Lessons from a failed system
Our schools are collapsing, hospitals are being failed and yet there’s more money being spent on them than ever, with nobody around to be held accountable. That’s the situation that our country has found itself in after years of contracts forged by Public Private Partnerships. Our infrastructure is costing taxpayers billions more than it’s worth, because of contracts that has private companies draining public funds year after year.
Scotland has been entering PPPs since the early nineties, as a way to bring investment to the country’s infrastructure. The country’s limited ability to source funds for new projects meant that PPPs were a lifeline in getting projects off the ground, but decades on they have dramatically exceeded the costs of most projects financed by government funding. High interest rates, declining service standards, and lengthy contracts have put local authorities in more debt than ever before, having a knock-on affect on our public services. Projects considered failures can still benefit private companies greatly, with tax haven investors making millions off the currently empty, unfinished new Sick Kids Hospital in Edinburgh.The current interest on Scotland’s 84 Private Financing Initiative (PFI) contracts is currently projected to cost the government and taxpayers £11.5 billion, double the capital value of the of what they’re actually worth, paid over long contracts of up to 30 years. At Jubilee Scotland, we are proposing a new way of public financing that values the public over profit.
A New Scottish Model
A Local-National Partnership is a model where Local Authorities are supported by a national body. It could take the form of a Scottish National Investment Company (SNIC) that finds the best possible solution for managing and financing infrastructure projects. It will offer guidance to local councils in legal, energy and construction issues, looking over financing packages that fit them and avoiding the traps of short term thinking and expensive problems that come from these extended contracts. In this model, local authorities and their operators will be the legal owners of their projects instead of private companies, with public interest and transparency maintained at the core of each one.
The Scottish Government is restricted by strict borrowing rules but local councils are not. A number of options are open to funding public work, such as borrowing from the Public Works Loan Board (PWLB) and the Scottish Investment National Bank (SNIB) that is set to open in 2020. There is little new risk associated with sub-national borrowing, PPPs at the moment have our councils paying large amounts in rent for public work, with complex contracts that are impossible to default on. The risk of local authorities facing bankruptcy in a Local-National Partnership is lower than in a PPP because the payments made are significantly lower. By reducing the risks of sub-national borrowing, our government can aid local councils borrow funds as a guarantor, providing oversight and assistance which allows them to work on their own projects.
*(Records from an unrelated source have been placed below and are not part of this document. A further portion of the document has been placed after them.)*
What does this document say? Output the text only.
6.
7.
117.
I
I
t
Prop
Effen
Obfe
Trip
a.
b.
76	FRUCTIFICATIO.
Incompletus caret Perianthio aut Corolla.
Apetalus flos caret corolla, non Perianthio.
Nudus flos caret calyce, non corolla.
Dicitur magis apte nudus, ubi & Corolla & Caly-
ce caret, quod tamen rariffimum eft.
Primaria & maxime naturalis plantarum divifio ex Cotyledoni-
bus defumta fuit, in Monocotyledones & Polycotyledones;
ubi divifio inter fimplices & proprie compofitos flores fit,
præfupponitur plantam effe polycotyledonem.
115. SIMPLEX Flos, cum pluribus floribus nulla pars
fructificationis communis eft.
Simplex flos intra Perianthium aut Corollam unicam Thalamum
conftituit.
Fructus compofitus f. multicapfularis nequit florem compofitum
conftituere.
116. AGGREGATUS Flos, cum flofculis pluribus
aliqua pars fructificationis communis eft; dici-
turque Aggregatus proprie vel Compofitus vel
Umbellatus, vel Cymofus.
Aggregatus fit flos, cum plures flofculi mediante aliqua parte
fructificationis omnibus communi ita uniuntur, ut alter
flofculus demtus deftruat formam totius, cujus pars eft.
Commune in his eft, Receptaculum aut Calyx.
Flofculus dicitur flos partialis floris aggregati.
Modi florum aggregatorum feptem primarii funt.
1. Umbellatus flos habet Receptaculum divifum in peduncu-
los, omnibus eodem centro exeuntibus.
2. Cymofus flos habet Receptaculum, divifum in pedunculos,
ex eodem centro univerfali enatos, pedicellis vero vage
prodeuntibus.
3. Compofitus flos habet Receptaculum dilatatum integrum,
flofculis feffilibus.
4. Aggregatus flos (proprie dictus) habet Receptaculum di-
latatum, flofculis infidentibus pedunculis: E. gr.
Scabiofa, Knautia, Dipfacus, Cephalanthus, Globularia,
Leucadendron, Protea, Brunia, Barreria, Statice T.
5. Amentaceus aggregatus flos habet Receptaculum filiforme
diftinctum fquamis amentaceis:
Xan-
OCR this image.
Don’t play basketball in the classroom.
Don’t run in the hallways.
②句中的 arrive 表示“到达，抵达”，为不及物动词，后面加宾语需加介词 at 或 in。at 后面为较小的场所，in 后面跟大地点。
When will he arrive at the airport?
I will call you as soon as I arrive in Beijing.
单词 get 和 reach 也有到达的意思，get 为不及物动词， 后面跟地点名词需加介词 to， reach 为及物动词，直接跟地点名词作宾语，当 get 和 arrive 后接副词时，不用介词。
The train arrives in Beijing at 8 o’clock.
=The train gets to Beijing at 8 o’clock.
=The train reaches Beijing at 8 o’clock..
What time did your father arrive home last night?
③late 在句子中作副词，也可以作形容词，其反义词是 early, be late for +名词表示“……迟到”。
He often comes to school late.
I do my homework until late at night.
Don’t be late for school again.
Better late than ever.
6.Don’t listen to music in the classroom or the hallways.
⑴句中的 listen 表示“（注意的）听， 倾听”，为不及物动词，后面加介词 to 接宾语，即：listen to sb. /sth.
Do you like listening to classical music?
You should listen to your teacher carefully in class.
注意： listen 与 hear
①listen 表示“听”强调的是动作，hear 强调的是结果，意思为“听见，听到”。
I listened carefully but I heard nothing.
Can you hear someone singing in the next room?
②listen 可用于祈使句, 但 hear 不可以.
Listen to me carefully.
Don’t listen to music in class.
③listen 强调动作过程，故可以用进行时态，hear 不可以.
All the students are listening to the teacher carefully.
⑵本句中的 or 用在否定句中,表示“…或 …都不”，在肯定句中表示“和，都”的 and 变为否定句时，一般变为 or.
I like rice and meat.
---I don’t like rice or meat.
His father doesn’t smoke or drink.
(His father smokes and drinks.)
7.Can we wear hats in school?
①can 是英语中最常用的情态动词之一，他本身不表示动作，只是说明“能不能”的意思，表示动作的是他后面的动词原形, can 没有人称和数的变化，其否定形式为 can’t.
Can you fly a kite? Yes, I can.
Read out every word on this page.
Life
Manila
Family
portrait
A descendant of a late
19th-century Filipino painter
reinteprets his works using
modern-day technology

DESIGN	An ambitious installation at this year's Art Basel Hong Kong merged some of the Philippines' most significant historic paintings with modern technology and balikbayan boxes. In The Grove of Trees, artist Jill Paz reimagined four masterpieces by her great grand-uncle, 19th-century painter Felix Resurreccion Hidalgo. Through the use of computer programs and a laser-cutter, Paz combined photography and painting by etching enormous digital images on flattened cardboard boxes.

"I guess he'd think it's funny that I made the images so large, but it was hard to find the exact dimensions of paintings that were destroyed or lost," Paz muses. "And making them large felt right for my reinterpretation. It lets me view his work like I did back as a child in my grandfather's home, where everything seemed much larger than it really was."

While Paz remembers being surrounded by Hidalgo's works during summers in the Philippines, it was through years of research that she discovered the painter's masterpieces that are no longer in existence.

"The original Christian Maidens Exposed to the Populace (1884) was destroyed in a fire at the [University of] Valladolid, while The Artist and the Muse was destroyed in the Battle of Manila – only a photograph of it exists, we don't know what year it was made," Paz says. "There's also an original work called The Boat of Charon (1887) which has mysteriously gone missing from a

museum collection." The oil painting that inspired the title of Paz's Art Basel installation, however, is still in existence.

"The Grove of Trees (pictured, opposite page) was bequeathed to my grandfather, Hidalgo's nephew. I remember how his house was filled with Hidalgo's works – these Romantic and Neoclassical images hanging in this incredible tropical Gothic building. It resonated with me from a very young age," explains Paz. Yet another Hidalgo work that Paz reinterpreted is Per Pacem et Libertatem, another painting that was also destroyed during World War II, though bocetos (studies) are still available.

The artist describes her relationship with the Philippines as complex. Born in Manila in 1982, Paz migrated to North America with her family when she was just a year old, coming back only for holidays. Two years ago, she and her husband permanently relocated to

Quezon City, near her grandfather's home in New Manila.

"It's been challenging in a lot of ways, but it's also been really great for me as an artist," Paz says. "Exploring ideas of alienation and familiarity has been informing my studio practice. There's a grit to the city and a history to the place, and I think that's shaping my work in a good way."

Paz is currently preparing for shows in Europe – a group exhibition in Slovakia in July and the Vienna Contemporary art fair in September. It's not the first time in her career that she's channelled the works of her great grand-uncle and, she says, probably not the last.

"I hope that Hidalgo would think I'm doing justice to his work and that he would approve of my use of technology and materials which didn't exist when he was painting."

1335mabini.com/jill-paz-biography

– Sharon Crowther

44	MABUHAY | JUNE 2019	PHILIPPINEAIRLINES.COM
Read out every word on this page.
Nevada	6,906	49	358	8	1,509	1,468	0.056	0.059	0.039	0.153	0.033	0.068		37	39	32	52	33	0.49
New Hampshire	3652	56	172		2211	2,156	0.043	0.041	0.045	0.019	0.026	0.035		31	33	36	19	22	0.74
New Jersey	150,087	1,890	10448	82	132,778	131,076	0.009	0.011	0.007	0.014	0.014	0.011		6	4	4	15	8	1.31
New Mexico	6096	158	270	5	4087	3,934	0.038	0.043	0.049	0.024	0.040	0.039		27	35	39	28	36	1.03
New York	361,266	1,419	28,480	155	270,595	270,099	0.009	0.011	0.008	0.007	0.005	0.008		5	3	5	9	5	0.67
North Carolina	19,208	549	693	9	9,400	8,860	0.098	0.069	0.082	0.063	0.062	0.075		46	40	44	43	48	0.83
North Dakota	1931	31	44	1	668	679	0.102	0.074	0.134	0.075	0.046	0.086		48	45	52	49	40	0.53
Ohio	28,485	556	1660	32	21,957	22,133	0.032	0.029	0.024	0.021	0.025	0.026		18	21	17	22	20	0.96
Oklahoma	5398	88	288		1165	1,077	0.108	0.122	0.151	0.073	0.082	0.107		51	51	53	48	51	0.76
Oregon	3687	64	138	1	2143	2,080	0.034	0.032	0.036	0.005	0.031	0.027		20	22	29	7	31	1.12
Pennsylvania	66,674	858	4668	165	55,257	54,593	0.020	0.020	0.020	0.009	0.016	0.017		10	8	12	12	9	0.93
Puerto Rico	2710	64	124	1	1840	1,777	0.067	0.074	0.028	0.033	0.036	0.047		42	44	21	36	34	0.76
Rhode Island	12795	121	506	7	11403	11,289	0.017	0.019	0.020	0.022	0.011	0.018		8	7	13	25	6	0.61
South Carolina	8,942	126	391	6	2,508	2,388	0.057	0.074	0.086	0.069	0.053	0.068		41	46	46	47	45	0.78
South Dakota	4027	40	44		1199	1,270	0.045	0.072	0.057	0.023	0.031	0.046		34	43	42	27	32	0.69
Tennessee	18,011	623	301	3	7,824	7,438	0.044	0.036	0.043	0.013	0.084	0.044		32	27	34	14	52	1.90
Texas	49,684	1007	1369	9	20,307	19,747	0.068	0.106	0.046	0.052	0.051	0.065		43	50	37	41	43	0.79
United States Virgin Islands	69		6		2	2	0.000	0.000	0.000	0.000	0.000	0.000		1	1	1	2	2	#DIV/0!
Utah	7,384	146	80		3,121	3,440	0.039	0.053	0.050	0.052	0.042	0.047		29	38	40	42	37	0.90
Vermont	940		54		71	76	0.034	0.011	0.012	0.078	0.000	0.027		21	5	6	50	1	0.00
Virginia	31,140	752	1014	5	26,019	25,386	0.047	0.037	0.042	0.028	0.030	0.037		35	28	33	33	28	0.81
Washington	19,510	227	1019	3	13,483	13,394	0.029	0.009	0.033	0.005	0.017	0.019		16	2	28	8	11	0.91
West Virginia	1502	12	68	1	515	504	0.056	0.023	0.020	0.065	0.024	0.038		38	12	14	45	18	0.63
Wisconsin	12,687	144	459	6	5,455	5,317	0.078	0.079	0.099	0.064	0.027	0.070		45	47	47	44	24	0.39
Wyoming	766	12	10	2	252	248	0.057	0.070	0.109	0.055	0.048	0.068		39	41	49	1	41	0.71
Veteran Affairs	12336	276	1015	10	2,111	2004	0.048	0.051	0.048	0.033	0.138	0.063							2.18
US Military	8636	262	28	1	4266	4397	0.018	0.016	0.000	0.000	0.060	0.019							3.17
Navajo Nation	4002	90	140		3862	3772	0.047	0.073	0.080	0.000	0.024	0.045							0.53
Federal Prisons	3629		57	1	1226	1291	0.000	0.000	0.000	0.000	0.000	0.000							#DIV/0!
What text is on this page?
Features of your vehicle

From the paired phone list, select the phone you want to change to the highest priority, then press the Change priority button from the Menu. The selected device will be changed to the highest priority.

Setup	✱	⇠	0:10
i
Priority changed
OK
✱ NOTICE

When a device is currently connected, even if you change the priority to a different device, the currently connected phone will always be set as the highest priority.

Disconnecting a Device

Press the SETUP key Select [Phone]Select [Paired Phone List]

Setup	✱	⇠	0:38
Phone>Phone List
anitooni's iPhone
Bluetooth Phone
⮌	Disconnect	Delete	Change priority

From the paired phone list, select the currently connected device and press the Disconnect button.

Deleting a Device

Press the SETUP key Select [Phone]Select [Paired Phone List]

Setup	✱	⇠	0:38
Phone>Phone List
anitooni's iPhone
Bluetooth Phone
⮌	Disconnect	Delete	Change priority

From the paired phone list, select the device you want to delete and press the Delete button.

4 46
When it comes to public works being built with private financing, the system has failed. We need to ensure that in future we don’t make the same mistakes in handing over our public money to people hiding it in tax havens, with no accountability for their mistakes. By taking on an approach that serves the needs of local communities, we will be able to make their projects work for them instead of being indebted to faceless organisations that only care about profit.